= Gibson Falcon =

Guitar amplifier

The Falcon (GA-19RVT) was a guitar amplifier made by Gibson Guitar Corporation in 1961. With the Falcon and a few other models, Gibson was ahead of Fender in bringing an amplifier with reverb on the market. In addition, the Falcon also had tremolo.

The Falcon got 14 watts out of two 6V6 tubes (the same tubes used in the comparable Fender Deluxe), and had a Jensen 12" speaker. The pre-amp was powered by three 6EU7 tubes, and a 7199 for the reverb circuit. It also has a 5V3GT rectifier tube in the V7 socket. Unlike Fender's later reverb amps (such as the Princeton Reverb), the Falcon had a fairly unusual placement of the reverb circuit: rather than being placed after the pre-amp section and having the wet signal mixed with the dry, the Falcon's reverb circuit taps the signal before the volume and tone control, and mixes it with the dry signal via independent volume controls. In addition, the Falcon had a separate monitor output at line level, to connect the amp to a separate "Regular Amplifier" (the Falcon being referred to in the brochures as "Reverb Amplifier") and create a stereo effect.

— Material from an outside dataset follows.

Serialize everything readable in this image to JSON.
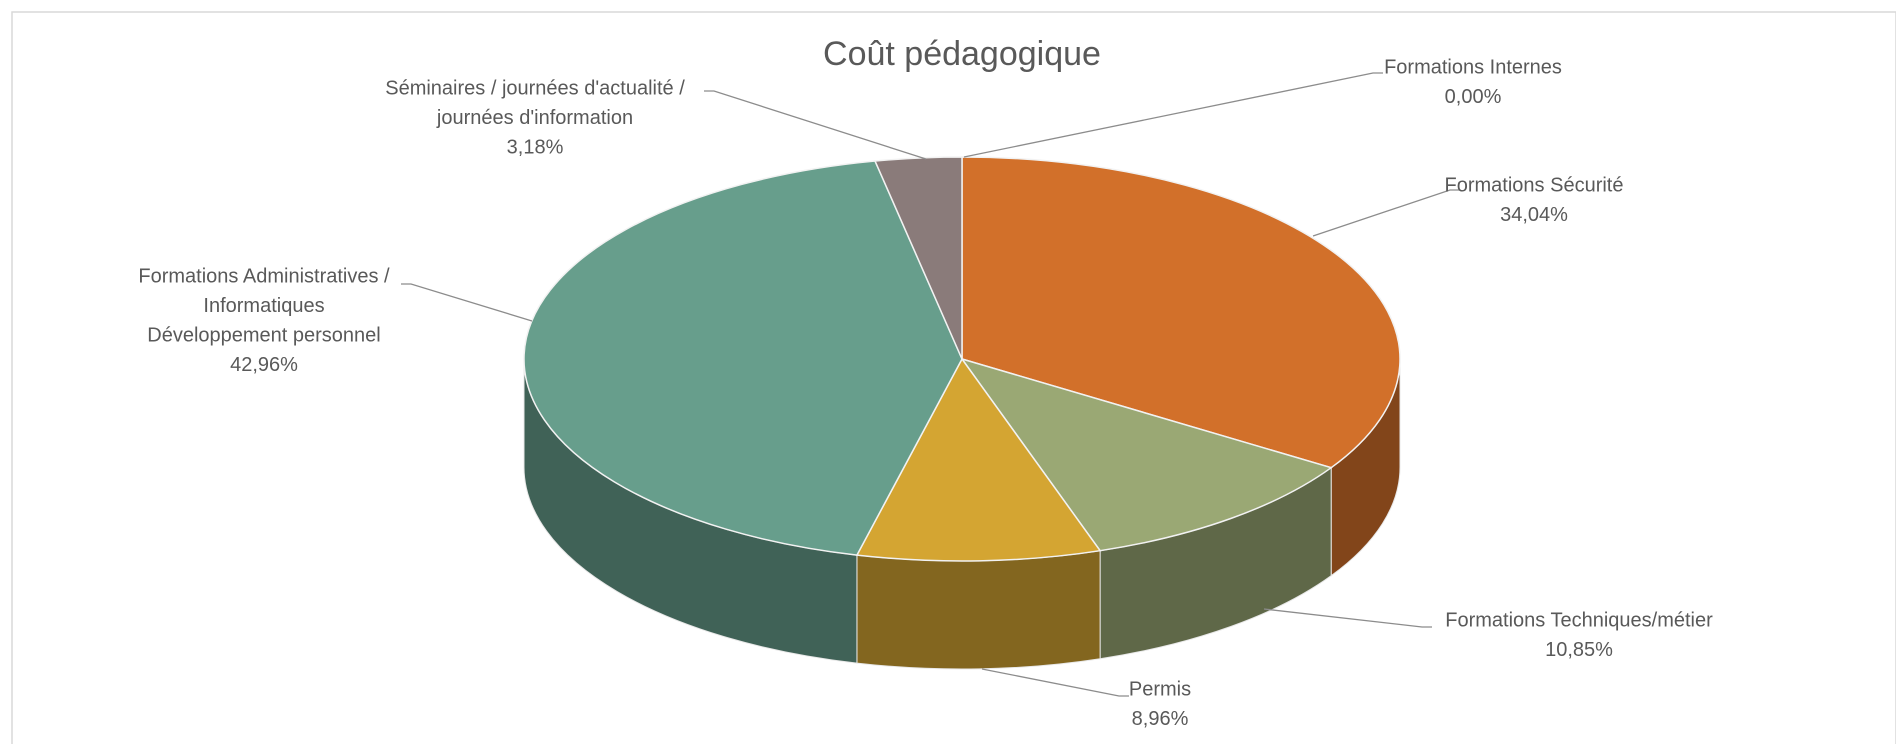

The Falcon's sound is described as "full, rich" and "sweet-sounding", with a "raw, gnarly, compressed tone" at higher volumes. It is relatively rare: according to Gibson's records 204 were sold in 1961; the next year, the Crestline design was introduced, involving a redesign of the control panel as well as the circuit.

There were three variants of the Crestline version of the Falcon, all with similar specs that lasted until 1965-1966. The next version of the Falcon, and the last tube version was released in 1967-1968. This last version was similar in specs to the previous versions but had different cosmetics, with a taller cabinet sporting a larger front mounted control panel with two rows of knobs. This version used 4x 12ax7, and 2x 6bq5 tubes, with a solid state rectifier. Few of this version were made. There was also a solid state version of the Falcon released in the early 1970s.